É observando a vida com sabedoria que o poeta mineiro talhou os versos, “o trem que chega é o mesmo trem da partida, a hora do encontro é também despedida”. Basta uma estada numa estação de trem, numa rodoviária ou mesmo num aeroporto para nos darmos conta do movimento de ir e vir das pessoas, dos encontros e despedidas que lá acontecem e que marcam a vida. Um programa de televisão brasileira entrevista as pessoas que transitam pelos aeroportos do Brasil, e quantas histórias de vida são contadas sob o prisma das chegadas e partidas. Imaginem só as experiências que também nos seriam narradas caso entrevistássemos quem movimenta as rodoviárias e estações de trem de nossas cidades! Em cada bolsa de viagem, em cada bagagem são conduzidas muitas coisas além de pertences pessoais de utilidade, são carregados sonhos, expectativas e a esperança de ver o que se deseja concretizado. De certo modo, a procura pelo que virá ameniza a difícil tarefa de sair da zona de conforto e ir ao mundo desconhecido do que buscamos. O trem que apita sua partida conduz a outras realidades quem se arrisca a deixar o aconchego da casa e da família.

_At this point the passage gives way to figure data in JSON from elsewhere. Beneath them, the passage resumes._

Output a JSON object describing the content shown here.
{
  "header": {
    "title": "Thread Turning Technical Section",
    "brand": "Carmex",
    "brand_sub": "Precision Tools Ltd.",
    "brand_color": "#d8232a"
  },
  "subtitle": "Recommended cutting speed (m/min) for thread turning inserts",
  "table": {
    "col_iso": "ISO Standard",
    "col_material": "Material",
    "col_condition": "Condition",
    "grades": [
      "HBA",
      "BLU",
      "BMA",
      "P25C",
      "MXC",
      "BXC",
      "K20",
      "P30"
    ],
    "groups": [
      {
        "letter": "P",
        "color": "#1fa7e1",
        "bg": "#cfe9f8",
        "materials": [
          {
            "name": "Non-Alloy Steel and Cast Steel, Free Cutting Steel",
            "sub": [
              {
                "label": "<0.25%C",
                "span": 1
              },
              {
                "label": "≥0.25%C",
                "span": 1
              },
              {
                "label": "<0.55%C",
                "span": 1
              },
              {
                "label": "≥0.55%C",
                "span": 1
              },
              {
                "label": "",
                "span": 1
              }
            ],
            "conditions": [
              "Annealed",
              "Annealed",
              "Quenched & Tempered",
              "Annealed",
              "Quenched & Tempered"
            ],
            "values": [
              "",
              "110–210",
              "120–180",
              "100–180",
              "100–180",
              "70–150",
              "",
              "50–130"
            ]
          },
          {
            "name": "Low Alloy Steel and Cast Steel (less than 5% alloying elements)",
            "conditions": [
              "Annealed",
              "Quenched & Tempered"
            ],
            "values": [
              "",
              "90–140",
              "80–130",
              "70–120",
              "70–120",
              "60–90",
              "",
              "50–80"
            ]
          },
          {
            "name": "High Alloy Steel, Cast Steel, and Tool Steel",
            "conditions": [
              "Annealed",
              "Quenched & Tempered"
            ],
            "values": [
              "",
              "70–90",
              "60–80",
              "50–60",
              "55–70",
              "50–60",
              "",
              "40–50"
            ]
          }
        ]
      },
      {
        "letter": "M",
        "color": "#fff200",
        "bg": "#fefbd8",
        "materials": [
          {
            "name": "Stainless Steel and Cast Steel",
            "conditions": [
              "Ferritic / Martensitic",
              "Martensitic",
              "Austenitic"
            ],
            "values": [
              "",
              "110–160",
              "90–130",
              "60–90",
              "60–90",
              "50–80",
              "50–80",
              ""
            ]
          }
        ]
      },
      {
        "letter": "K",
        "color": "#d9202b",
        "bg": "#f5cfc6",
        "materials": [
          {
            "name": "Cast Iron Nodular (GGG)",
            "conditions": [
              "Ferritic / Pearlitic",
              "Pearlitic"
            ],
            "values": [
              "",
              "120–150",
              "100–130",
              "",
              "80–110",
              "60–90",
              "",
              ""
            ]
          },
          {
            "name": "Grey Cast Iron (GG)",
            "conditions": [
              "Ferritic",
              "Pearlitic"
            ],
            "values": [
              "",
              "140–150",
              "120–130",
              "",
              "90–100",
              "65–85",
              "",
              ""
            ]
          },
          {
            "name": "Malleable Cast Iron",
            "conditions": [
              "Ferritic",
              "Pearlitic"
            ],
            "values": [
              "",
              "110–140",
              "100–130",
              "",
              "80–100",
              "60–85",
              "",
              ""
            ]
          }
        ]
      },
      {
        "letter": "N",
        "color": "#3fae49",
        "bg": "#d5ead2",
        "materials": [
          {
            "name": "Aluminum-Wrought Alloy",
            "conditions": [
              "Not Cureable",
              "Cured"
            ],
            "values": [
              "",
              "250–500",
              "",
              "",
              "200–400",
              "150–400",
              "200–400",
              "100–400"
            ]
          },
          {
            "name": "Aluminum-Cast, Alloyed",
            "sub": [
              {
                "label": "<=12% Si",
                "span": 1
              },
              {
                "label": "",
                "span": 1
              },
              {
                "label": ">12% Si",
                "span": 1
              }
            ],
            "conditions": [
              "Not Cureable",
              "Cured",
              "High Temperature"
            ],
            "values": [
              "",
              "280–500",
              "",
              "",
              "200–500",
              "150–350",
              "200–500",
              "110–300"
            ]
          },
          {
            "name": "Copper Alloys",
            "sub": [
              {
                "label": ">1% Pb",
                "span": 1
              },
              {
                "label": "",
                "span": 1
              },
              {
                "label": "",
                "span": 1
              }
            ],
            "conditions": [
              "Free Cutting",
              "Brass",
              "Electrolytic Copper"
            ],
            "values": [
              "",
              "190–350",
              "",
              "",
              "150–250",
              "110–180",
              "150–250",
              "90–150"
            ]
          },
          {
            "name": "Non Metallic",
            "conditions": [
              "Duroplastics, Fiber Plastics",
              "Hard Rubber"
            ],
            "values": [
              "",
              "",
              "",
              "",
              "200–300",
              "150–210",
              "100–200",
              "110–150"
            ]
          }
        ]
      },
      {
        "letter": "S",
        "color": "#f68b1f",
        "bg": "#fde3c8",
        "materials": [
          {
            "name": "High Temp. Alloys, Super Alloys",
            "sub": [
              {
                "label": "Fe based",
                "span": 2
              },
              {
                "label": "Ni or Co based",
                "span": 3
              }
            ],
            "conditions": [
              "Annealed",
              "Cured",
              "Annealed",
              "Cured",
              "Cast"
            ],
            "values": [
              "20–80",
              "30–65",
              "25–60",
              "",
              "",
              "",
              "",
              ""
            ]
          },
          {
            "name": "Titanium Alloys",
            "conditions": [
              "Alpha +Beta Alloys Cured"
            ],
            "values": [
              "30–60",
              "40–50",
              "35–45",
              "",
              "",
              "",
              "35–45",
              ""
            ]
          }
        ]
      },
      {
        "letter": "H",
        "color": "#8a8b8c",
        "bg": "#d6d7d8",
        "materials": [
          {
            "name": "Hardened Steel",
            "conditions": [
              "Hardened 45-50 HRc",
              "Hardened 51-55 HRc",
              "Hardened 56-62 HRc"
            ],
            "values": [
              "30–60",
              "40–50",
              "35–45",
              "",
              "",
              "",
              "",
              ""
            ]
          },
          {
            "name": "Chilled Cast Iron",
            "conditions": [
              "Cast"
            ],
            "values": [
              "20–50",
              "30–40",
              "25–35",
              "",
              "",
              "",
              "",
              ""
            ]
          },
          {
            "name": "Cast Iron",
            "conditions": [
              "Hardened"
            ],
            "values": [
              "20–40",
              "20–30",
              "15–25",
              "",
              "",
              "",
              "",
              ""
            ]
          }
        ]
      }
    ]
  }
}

Mas há nesses mesmos lugares aquelas pessoas que estão à espera ou que foram embarcar seus cônjuges, pais e mães, irmãos, namorados e amigos, e que tombam os olhos em lágrimas que pedem ficar um pouco mais, gastar um pouco mais do tempo, ao mesmo tempo em que desejam a sorte de uma viagem segura e de um recomeço de vida feliz àqueles que partem. Essas lágrimas significam também a história compartilhada ao longo do tempo, as experiências vividas. Com a partida dos queridos e queridas em busca dos sonhos, muito, em nós que ficamos, precisa ser ressignificado no correr dos dias, pois é inevitável que se abram lacunas em nosso cotidiano marcado pelo compartilhamento das existências, de modo que quem parte leva consigo um pouco do que somos e nos tornamos nas relações edificadas. O choro é também sinal daquela parte nossa que se arriscou ir adiante sem que o fizéssemos por nós mesmo. A normalidade é o sentimento de querer reter conosco os que se vão. E se é assim com os que estão vivos, imaginem só com os que se vão definitivamente da vida.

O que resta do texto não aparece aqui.